Stephen Hemminger wrote:
On Sat, 05 Aug 2006 03:28:38 -0400
Alan Shieh <ashieh@xxxxxxxxxxxxxx> wrote:
Hi everyone,
I sometimes see packets stored out of order in pcap files that generated
by "tcpdump -i any" on kernel 2.4.26 with all packets arriving and
departing on an e1000 NIC. That is, the ordering by receive timestamp on
the packets is not the same as the ordering of the packets within the file.
In my precise scenario, packets of RX packets show up in the log 230 ms
later than they ought to based on the receive timestamp. The kernel
behavior (e.g., the packets that are sent by this node) seems to reflect
the arrival of the Rx packet at the position in the logfile, rather than
the arrival time according to the timestamp.
What are some of the known causes of this behavior? I'd like to know
what locks, etc. might be causing this processing / capture delay.
SMP or single CPU? What is the clock source being used?
If you had a CPU like dual-core AMD that doesn't sync TSC's and
that was the clock source, the timestamps could be wrong.

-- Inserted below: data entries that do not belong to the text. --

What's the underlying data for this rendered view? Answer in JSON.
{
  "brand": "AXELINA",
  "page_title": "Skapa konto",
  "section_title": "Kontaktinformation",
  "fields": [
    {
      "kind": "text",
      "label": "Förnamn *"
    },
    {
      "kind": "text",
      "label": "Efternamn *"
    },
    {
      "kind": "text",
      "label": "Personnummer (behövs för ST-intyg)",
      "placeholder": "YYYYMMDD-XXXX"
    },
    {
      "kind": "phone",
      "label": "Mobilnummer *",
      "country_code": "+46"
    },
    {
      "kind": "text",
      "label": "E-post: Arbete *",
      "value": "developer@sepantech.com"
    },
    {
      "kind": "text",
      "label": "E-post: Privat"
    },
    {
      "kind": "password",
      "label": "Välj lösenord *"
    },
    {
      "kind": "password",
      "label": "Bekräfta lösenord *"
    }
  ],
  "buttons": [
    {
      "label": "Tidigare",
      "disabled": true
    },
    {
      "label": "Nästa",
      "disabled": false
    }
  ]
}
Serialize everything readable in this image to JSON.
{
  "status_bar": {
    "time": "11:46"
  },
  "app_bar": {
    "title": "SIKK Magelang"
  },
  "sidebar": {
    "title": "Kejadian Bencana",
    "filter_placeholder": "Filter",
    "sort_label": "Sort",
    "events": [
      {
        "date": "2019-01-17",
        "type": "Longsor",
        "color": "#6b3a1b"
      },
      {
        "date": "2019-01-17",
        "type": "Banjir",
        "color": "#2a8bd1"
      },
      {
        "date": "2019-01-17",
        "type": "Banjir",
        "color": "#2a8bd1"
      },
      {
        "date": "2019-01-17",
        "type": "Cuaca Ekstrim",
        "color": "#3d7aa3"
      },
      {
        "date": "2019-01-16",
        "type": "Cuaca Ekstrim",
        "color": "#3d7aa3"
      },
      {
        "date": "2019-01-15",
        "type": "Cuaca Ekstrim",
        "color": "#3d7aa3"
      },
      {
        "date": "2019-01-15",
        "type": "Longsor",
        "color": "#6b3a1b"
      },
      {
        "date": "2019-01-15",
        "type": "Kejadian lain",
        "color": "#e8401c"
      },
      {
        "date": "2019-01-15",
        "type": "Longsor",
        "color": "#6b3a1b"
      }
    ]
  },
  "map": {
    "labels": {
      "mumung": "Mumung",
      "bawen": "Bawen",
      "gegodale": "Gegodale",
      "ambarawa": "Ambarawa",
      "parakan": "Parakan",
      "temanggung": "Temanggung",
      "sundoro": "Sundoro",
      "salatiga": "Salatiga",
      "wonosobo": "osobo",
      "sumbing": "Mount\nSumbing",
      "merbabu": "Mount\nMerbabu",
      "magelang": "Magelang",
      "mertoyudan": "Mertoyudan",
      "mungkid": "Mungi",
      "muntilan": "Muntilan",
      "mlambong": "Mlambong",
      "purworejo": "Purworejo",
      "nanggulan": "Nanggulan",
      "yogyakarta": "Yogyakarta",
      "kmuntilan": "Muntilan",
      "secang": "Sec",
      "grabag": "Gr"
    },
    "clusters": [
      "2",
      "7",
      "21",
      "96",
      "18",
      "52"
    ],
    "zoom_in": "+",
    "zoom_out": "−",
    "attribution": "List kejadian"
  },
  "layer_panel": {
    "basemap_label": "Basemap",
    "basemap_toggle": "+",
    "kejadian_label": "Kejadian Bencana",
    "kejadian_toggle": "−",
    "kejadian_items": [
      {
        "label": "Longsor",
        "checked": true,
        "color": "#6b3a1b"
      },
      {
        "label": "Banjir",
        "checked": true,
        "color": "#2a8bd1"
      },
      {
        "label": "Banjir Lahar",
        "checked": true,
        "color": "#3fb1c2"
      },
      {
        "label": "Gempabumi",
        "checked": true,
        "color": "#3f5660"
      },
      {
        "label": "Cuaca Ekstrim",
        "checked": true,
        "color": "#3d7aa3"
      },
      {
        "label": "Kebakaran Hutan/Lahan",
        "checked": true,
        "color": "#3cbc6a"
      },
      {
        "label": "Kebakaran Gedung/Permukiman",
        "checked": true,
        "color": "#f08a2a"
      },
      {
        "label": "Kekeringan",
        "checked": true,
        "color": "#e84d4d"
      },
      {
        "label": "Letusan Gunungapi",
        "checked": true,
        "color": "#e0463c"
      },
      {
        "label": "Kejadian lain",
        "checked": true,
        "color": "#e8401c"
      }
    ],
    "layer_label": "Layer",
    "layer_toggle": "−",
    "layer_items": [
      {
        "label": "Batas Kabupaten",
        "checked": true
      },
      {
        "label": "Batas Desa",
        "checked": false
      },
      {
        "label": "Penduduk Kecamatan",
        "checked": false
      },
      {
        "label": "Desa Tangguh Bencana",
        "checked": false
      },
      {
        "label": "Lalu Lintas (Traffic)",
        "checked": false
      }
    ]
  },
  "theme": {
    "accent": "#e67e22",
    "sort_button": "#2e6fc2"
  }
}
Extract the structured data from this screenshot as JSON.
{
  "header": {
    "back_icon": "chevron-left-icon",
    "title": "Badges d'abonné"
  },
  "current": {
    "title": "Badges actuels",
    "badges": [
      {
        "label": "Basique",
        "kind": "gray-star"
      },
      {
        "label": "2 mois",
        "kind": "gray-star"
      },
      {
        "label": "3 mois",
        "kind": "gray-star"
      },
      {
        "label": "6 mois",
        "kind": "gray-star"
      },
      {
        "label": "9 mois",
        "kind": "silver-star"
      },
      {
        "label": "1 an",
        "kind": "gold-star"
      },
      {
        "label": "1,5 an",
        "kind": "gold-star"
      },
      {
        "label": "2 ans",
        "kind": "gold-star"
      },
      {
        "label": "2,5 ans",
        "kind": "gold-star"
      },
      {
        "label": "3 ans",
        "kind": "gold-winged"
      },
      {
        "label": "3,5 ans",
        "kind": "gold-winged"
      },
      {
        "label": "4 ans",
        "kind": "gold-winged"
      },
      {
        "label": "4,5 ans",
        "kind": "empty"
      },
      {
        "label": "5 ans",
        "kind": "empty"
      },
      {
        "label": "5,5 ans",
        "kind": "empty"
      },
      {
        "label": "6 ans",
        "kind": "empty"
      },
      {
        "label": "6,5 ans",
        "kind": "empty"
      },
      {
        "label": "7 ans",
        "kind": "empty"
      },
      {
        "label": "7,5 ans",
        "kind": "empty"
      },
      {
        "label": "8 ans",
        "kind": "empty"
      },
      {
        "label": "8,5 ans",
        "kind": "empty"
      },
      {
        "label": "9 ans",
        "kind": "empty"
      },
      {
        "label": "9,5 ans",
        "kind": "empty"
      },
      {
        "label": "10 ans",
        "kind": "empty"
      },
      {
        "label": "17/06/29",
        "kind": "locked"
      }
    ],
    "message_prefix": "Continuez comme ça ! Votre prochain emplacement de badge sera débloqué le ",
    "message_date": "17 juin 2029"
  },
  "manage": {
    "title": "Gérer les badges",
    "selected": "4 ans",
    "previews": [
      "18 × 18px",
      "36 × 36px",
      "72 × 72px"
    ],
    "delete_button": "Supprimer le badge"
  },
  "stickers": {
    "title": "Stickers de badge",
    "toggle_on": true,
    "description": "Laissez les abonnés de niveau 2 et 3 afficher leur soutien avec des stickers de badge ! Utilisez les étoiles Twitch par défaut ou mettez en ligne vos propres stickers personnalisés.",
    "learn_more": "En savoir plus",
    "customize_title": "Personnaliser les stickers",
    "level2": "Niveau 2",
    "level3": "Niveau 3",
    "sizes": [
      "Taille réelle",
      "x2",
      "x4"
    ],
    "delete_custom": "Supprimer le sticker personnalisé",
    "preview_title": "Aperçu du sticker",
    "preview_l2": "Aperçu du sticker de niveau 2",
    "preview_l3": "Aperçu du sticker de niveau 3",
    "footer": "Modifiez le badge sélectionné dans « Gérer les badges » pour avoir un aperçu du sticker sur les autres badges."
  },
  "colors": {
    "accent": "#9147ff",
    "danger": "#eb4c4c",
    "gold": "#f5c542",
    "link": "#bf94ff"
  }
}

Single CPU, using TSC. The behavior of the system is as if the RTT is
230ms, so I think a queue is building up somewhere within the kernel. I
am trying to narrow down the possible ways my experimental code could
have caused such a queue backlog. I've tried setting netdev->quota in
the e1000 module to a much larger value, thus forcing the backlog to be
processed faster, but that does not help.